It is great that wowza supports both protocols on same port. However I would like to get an opinion on whether it is the prefered method for deployment. Many networks do not allow any ports other than http so we were planning to provide rtmp on 1935 and rtmpt on 80. The movies first try the rtmp, if it is blocked the movie fails over to rtmpt. Assumption being that rtmp will be faster than rtmpt. I had a few questions regarding this.
How true is this assumption with wms? Is rtmp significantly faster than rtmpt?
Is it preferable to run rtmp and rtmpt on same port? Does that have any performance overhead?
Will I get any performance improvement by running the two protocols on different ports?
It is great that wowza supports both protocols on same port. However I would like to get an opinion on whether it is the prefered method for deployment. Many networks do not allow any ports other than http so we were planning to provide rtmp on 1935 and rtmpt on 80. The movies first try the rtmp, if it is blocked the movie fails over to rtmpt. Assumption being that rtmp will be faster than rtmpt. I had a few questions regarding this.
It is actually better to first try rtmp over port 80 then rtmpt over port 80. This way if they have port 1935 closed but 80 open and are not using stateful packet inspection then rtmp over 80 will work. Only those folks with stateful packet inspection turned on will need to use rtmpt.
How true is this assumption with wms? Is rtmp significantly faster than rtmpt?
It is a lot chattier protocol. It polls the server every 500ms looking for new content. It also adds overhead to each data send since it needs to be wrapped in an HTTP package.
Is it preferable to run rtmp and rtmpt on same port? Does that have any performance overhead?
Read my suggestion above. Running it all on the same port is not a big deal. I have done a bunch of testin comparing running on multiple ports and a single port and it does not seem to make a huge difference.
Will I get any performance improvement by running the two protocols on different ports?
Not significant and again better to run everything on 80 so that you get as many connections on port 80 as possible.
See this forum post. It describes the method for doing protocol rollover.
My suggestion would be to try rtmp over port 8080 then rtmpt over port 8080. If you think it is more likely that port 8080 is going to be open then you should also try rtmp streaming over this port as well.
Thanks for the tips. I do have almost same scheme in place for rtmp / rtmpt rollover. I had one question about it. When does the client get a connection failure as against timeout.
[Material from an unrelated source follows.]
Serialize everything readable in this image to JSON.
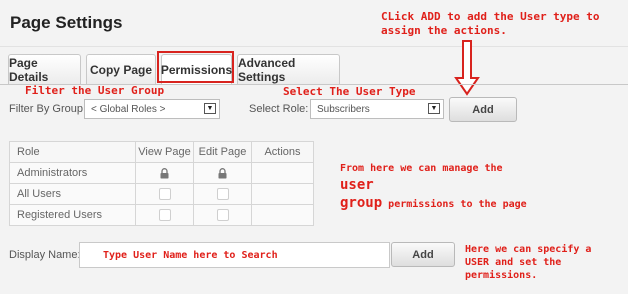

I have seen both cases getting used, however not certain about what it means from the server access perspective. Just curious.
I see the useful code for looking for rtmp then rtmpt. What I need to configure for is a little different because I need to tun a web server on the same machine for now. What I’d like is to scan port 1935 for RTMP, then port 8080 for RTMPT. All this wile running a web server on port 80. Is this possible? If s, how do I configure for it? It appears as though the default port for rtmpt on my config is 8083?